US President Barack Obama will address the UN General Assembly for the eighth and last time on Tuesday during which he will review some of the trends that have been shaping the international order for many years, his close aide has said. Obama leaves Washington DC for New York on Sunday morning for his last time attending the annual General Assembly Session as the US President.
“I think with respect to the speech, what he will want to do is step back and review some of the progress that’s been made over the last eight years, but also review some of the trends that have been shaping our international order for many years and that have led up to a really critical moment as the international community responds to a range of different crises,” Deputy National Security Advisor Ben Rhodes told reporters during a conference call. Giving a preview of his speech, Rhodes said Obama would likely offer his thoughts in this final forum to address the entire world about the types of approaches that they need to take as a national community to deal with a myriad of challenges.

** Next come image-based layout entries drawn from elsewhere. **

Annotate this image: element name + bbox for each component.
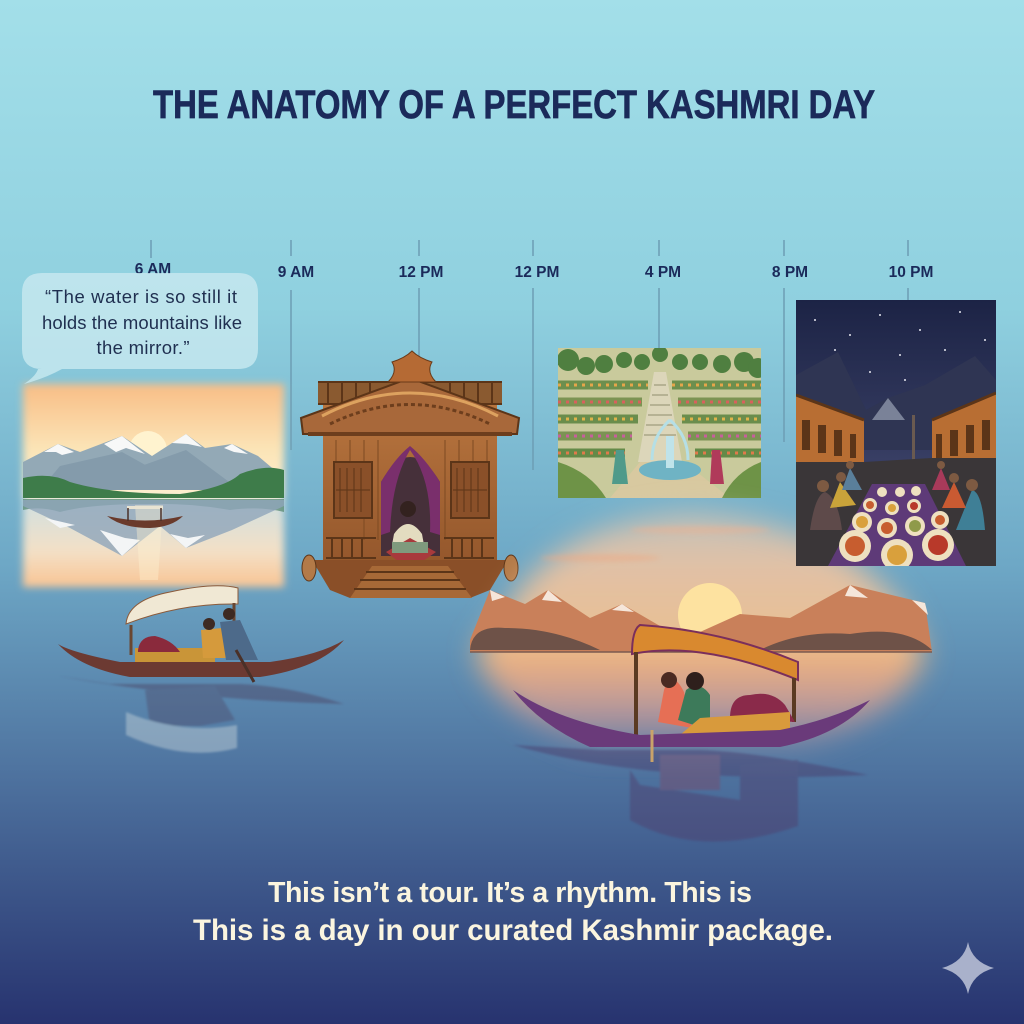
time label: 6 AM: 6 AM: [135, 261, 171, 278]
time label: 12 PM: 12 PM: [399, 264, 443, 281]
title: THE ANATOMY OF A PERFECT KASHMRI DAY: [153, 83, 875, 127]
illustration: terraced garden: [557, 346, 768, 498]
illustration: night feast: [796, 300, 996, 571]
time label: 8 PM: 8 PM: [772, 264, 808, 281]
quote bubble: [22, 273, 258, 384]
time label: 12 PM second: 12 PM: [515, 264, 559, 281]
timeline: [135, 240, 933, 470]
closing statement: [193, 877, 833, 947]
illustration: houseboat: [301, 351, 519, 598]
closing statement: This is a day in our curated Kashmir package.: [193, 914, 833, 947]
illustration: dawn lake: [23, 384, 284, 587]
quote bubble: “The water is so still it: [45, 286, 237, 307]
time label: 9 AM: 9 AM: [278, 264, 314, 281]
quote bubble: the mirror.”: [96, 337, 190, 358]
illustration: sunset lake with shikara: [470, 512, 932, 842]
icon: sparkle: [942, 942, 994, 994]
closing statement: This isn’t a tour. It’s a rhythm. This is: [268, 877, 752, 909]
time label: 10 PM: 10 PM: [889, 264, 933, 281]
time label: 4 PM: 4 PM: [645, 264, 681, 281]
small boat: [107, 516, 183, 528]
illustration: small shikara: [58, 586, 344, 753]
quote bubble: holds the mountains like: [42, 312, 242, 333]
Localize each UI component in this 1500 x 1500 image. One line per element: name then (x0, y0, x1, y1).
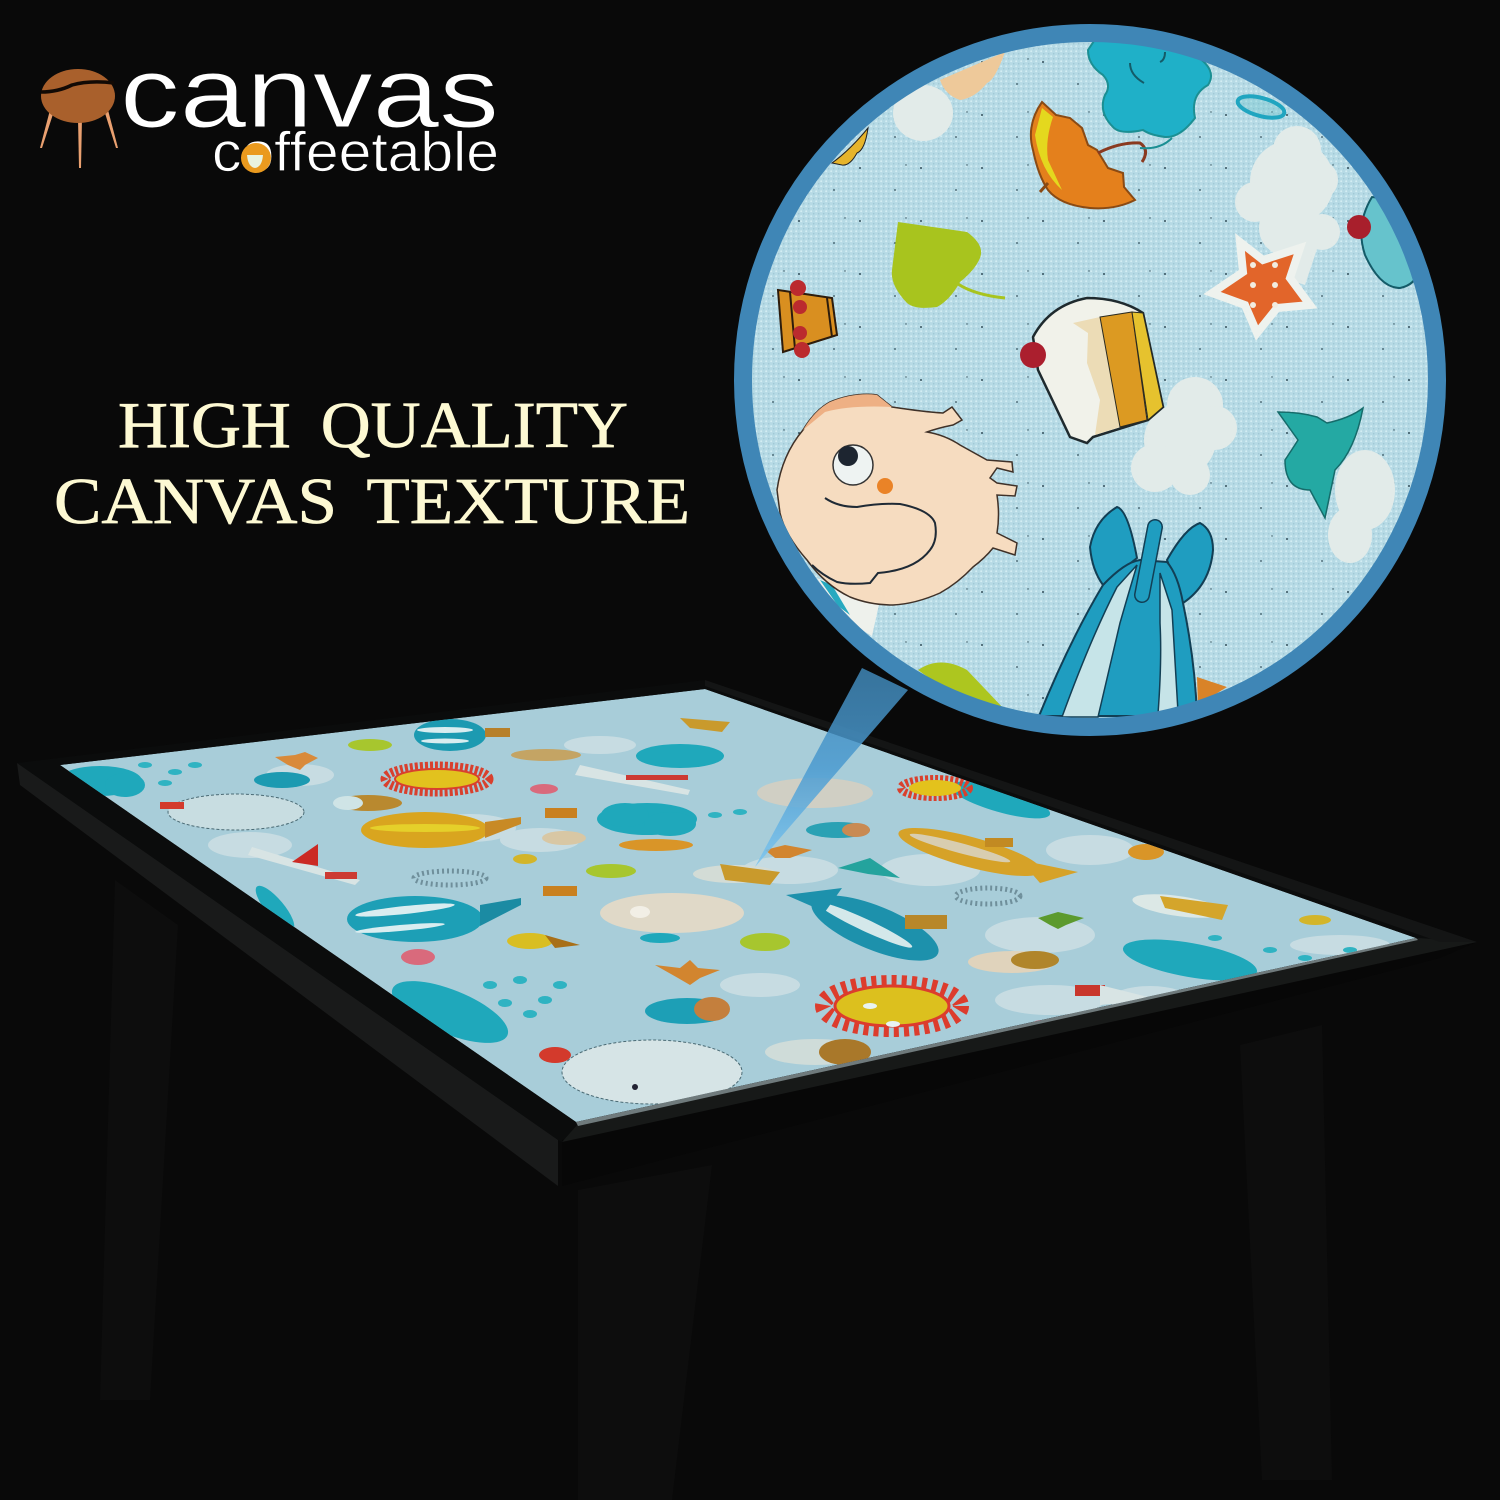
yellow fragment (832, 128, 868, 165)
raindrops (138, 762, 1357, 1018)
green leaf (892, 222, 1005, 308)
table surface pattern (58, 689, 1416, 1122)
bird (507, 933, 580, 949)
star (1212, 242, 1310, 333)
droplet (1236, 94, 1286, 120)
cupcakes (254, 749, 1059, 1065)
table frame (17, 680, 1477, 1186)
white whale 1 (160, 794, 304, 830)
hearts (401, 784, 1053, 1026)
crown (778, 280, 837, 358)
bees (513, 854, 1331, 925)
magnified canvas circle (743, 33, 1437, 727)
cherry edge object (1347, 197, 1420, 288)
logo subtitle: coffeetable (212, 120, 499, 183)
icon: coffee bean table (40, 69, 118, 168)
heading: HIGH QUALITY (118, 389, 628, 462)
cake (1020, 298, 1163, 443)
heading: CANVAS TEXTURE (54, 465, 690, 538)
blue zeppelin (1039, 507, 1227, 717)
umbrella (1031, 102, 1172, 208)
white wing behind (817, 578, 880, 636)
airplanes (248, 765, 1160, 1005)
coffee table (17, 680, 1477, 1186)
heading (54, 389, 690, 538)
body (1039, 560, 1197, 716)
bottom leaf (918, 662, 1005, 710)
stars (275, 752, 1084, 985)
body stripes (1062, 565, 1178, 717)
table legs (100, 880, 1332, 1500)
hot air balloon yellow (361, 808, 577, 848)
teal clouds (58, 744, 1260, 1056)
cake slices (680, 718, 1228, 922)
chick (600, 893, 744, 943)
white whale 2 (539, 1040, 742, 1104)
white clouds (893, 85, 1395, 563)
right fin (1167, 523, 1213, 603)
sun 1 (385, 766, 489, 792)
logo wordmark: canvas (120, 37, 499, 149)
umbrellas and hearts (542, 831, 1164, 860)
center fin (1142, 527, 1155, 595)
bird (1278, 408, 1363, 518)
leaves (348, 739, 790, 951)
hot air balloon teal (347, 886, 577, 942)
yellow dirigible (898, 828, 1078, 883)
zoom pointer (755, 668, 908, 867)
elephant faint (757, 778, 873, 808)
icon: coffee cup (241, 143, 271, 173)
small cupcake top (940, 52, 1005, 100)
teal cloud (1088, 35, 1211, 137)
circle border (743, 33, 1437, 727)
teal dirigible (786, 888, 947, 961)
dotted clouds (414, 871, 1020, 904)
elephant (777, 394, 1017, 636)
left fin (1090, 507, 1137, 585)
logo (40, 37, 499, 183)
sun 3 (901, 779, 969, 797)
orange cabin (1197, 677, 1227, 705)
pale clouds (208, 736, 1390, 1015)
balloon top teal (414, 719, 510, 751)
sun 2 (823, 983, 961, 1029)
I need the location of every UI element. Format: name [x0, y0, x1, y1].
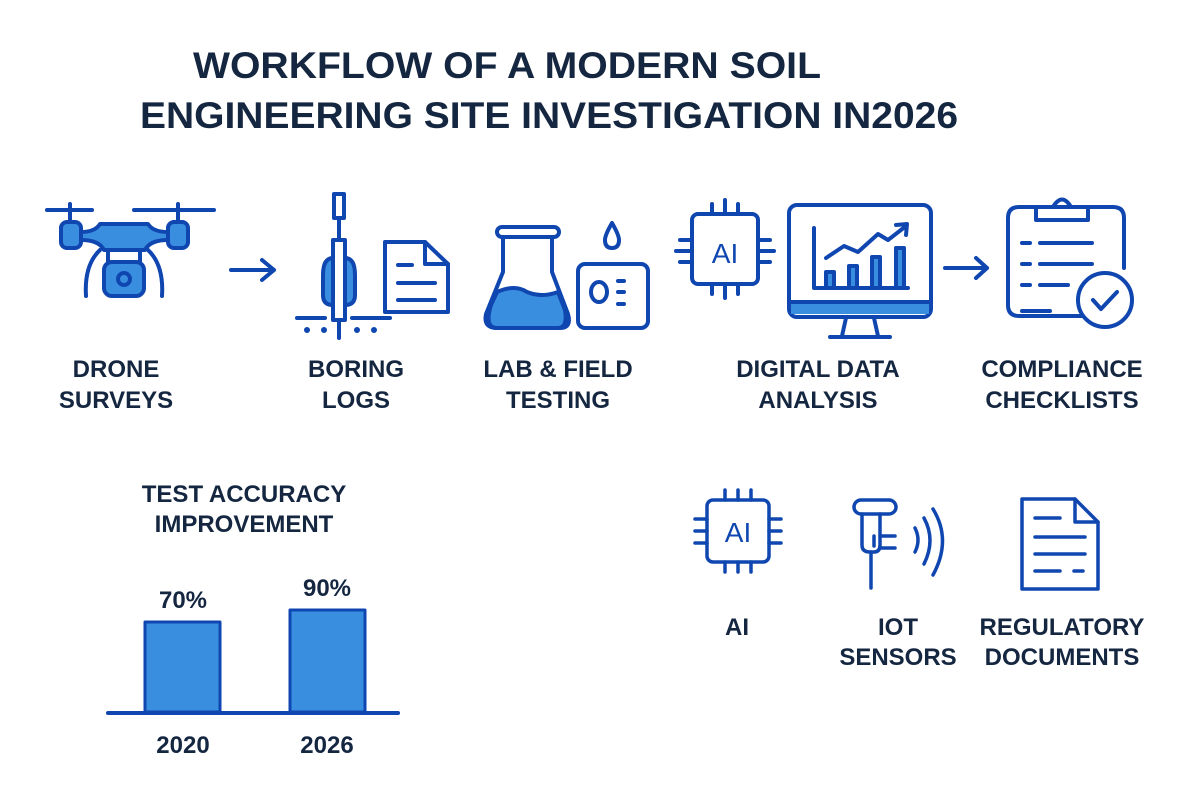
- chip text: [712, 238, 751, 548]
- icon: regulatory document: [1022, 499, 1098, 589]
- labels: technologies: AI: [725, 614, 749, 641]
- labels: workflow steps: LOGS: [322, 387, 390, 414]
- labels: workflow steps: LAB & FIELD: [483, 356, 633, 383]
- labels: workflow steps: CHECKLISTS: [985, 387, 1139, 414]
- arrow 2: [945, 258, 987, 278]
- labels: workflow steps: DIGITAL DATA: [736, 356, 900, 383]
- labels: workflow steps: BORING: [308, 356, 404, 383]
- labels: workflow steps: TESTING: [506, 387, 610, 414]
- chart values and years: 70%: [159, 587, 207, 614]
- icon: AI chip: [676, 200, 774, 298]
- chart values and years: 2026: [300, 732, 354, 759]
- labels: workflow steps: DRONE: [73, 356, 159, 383]
- labels: technologies: DOCUMENTS: [985, 644, 1139, 671]
- chart values and years: 90%: [303, 575, 351, 602]
- title: [140, 45, 958, 136]
- icon: IoT sensor: [854, 500, 942, 588]
- icon: boring rig: [297, 194, 448, 338]
- chart title: IMPROVEMENT: [155, 511, 334, 538]
- labels: workflow steps: COMPLIANCE: [981, 356, 1143, 383]
- labels: workflow steps: ANALYSIS: [758, 387, 878, 414]
- chip text: AI: [712, 238, 738, 269]
- chart title: TEST ACCURACY: [142, 481, 346, 508]
- arrow 1: [231, 260, 274, 280]
- icon: flask and tester: [485, 223, 648, 328]
- labels: technologies: IOT: [878, 614, 918, 641]
- labels: workflow steps: [59, 356, 1143, 414]
- labels: workflow steps: SURVEYS: [59, 387, 173, 414]
- icon: compliance clipboard: [1008, 200, 1132, 327]
- title: ENGINEERING SITE INVESTIGATION IN2026: [140, 95, 958, 136]
- icon: monitor chart: [789, 205, 931, 337]
- labels: technologies: [725, 614, 1144, 671]
- chip text: AI: [725, 517, 751, 548]
- bar chart: [108, 610, 398, 713]
- icon: AI chip small: [695, 490, 781, 572]
- chart values and years: [156, 575, 354, 759]
- icon: drone: [47, 204, 214, 296]
- title: WORKFLOW OF A MODERN SOIL: [193, 45, 821, 86]
- labels: technologies: SENSORS: [839, 644, 957, 671]
- labels: technologies: REGULATORY: [980, 614, 1144, 641]
- chart title: [142, 481, 346, 538]
- chart values and years: 2020: [156, 732, 210, 759]
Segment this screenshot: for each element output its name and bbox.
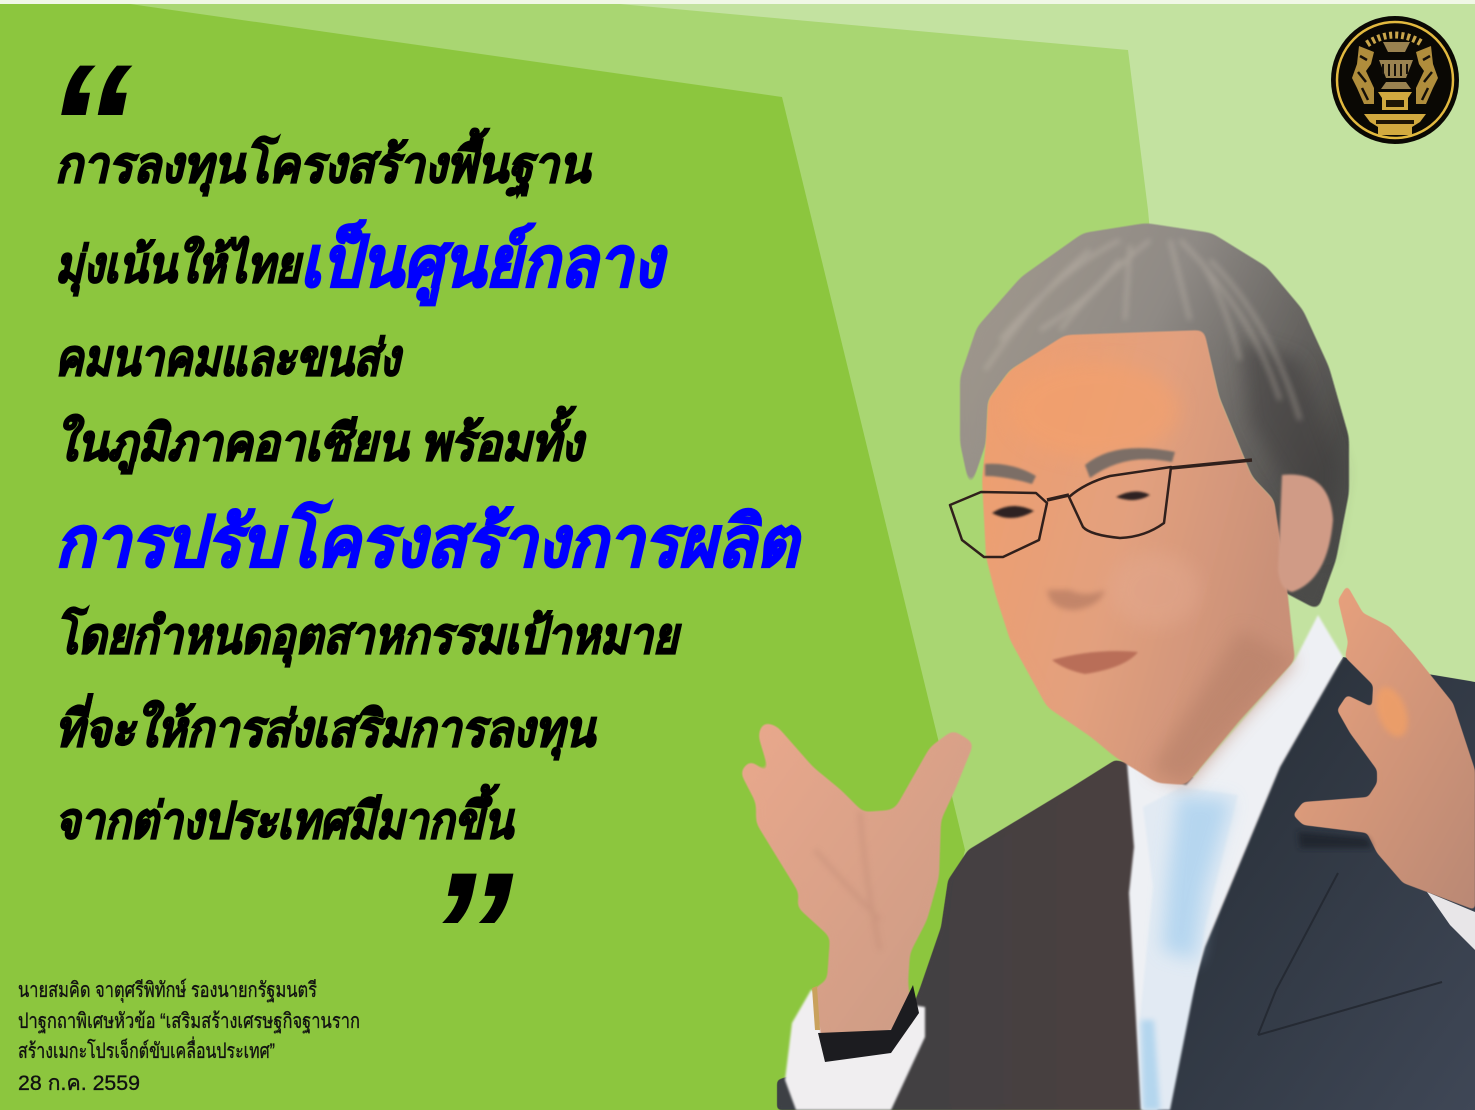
hair [960,223,1349,610]
tie lower edge [1141,1020,1160,1110]
dark hair shading [1240,340,1340,560]
face [982,330,1295,785]
glasses [950,460,1252,557]
line 7: ที่จะให้การส่งเสริมการลงทุน [55,693,597,760]
line 6: โดยกำหนดอุตสาหกรรมเป้าหมาย [55,606,682,667]
left cuff [785,990,925,1110]
opening quotation mark: “ [45,29,133,224]
hair strands [985,240,1300,420]
right hand shadow [1298,832,1372,848]
mouth [1052,651,1138,674]
line 8: จากต่างประเทศมีมากขึ้น [55,784,515,849]
attribution line 2: ปาฐกถาพิเศษหัวข้อ “เสริมสร้างเศรษฐกิจฐานราก [18,1010,360,1033]
emblem seal [1331,16,1459,144]
line 5 highlight: การปรับโครงสร้างการผลิต [55,501,801,581]
closing quotation mark: ” [426,837,514,1032]
wristwatch [818,985,919,1062]
line 2 highlight: เป็นศูนย์กลาง [300,220,667,306]
attribution line 3: สร้างเมกะโปรเจ็กต์ขับเคลื่อนประเทศ” [18,1036,275,1063]
portrait of speaker [740,223,1475,1110]
quote text [55,128,801,849]
ear [1278,475,1333,592]
right hand [1293,585,1475,910]
neck shadow [1150,630,1295,785]
line 2: มุ่งเน้นให้ไทย [55,236,304,296]
gold bracelet [812,986,820,1030]
right hand highlight [1370,683,1414,741]
emblem: right lion [1416,46,1438,104]
line 1: การลงทุนโครงสร้างพื้นฐาน [55,128,592,198]
eyes [992,491,1150,518]
cheek highlight [1110,552,1200,628]
emblem: crown flames [1367,35,1423,44]
eyebrows [985,448,1175,484]
emblem: left lion [1352,46,1374,104]
shirt collar [1127,615,1343,1110]
line 4: ในภูมิภาคอาเซียน พร้อมทั้ง [55,406,586,474]
hand creases [815,812,880,950]
lapel seams [1258,873,1442,1035]
right cuff [1427,892,1475,950]
emblem: bowl [1379,42,1413,89]
emblem: pedestal [1364,92,1426,135]
forehead highlight [1010,362,1180,458]
line 3: คมนาคมและขนส่ง [55,330,403,386]
left hand [740,722,974,1045]
attribution date: 28 ก.ค. 2559 [18,1072,140,1095]
attribution [18,978,360,1095]
jacket [777,657,1475,1110]
tie stripe [1162,795,1232,960]
attribution line 1: นายสมคิด จาตุศรีพิทักษ์ รองนายกรัฐมนตรี [18,978,317,1003]
tie [1139,787,1238,1110]
jacket right lapel [1157,657,1475,1110]
nose shading [1047,590,1105,610]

Obama will also talk about “how we can ensure that we’re continuing to promote sustainable and inclusive economic growth; how we are promoting the type of inclusive governance that both respects the rights of individuals around the world, but also facilitate to the many challenges that we face —
governance obviously being a critical component of what is needed to deal with issues in the Middle East and North Africa — and then discuss the type of international cooperation we’re seeking to build,” Rhodes said.
“I think Paris is a good model for that in that it involves nearly every country in the world stepping forward and making commitments to work together to deal with the global challenge. I think the President will discuss how we can apply international cooperation to deal with the many issues that are shaping this period in time,” Rhodes said.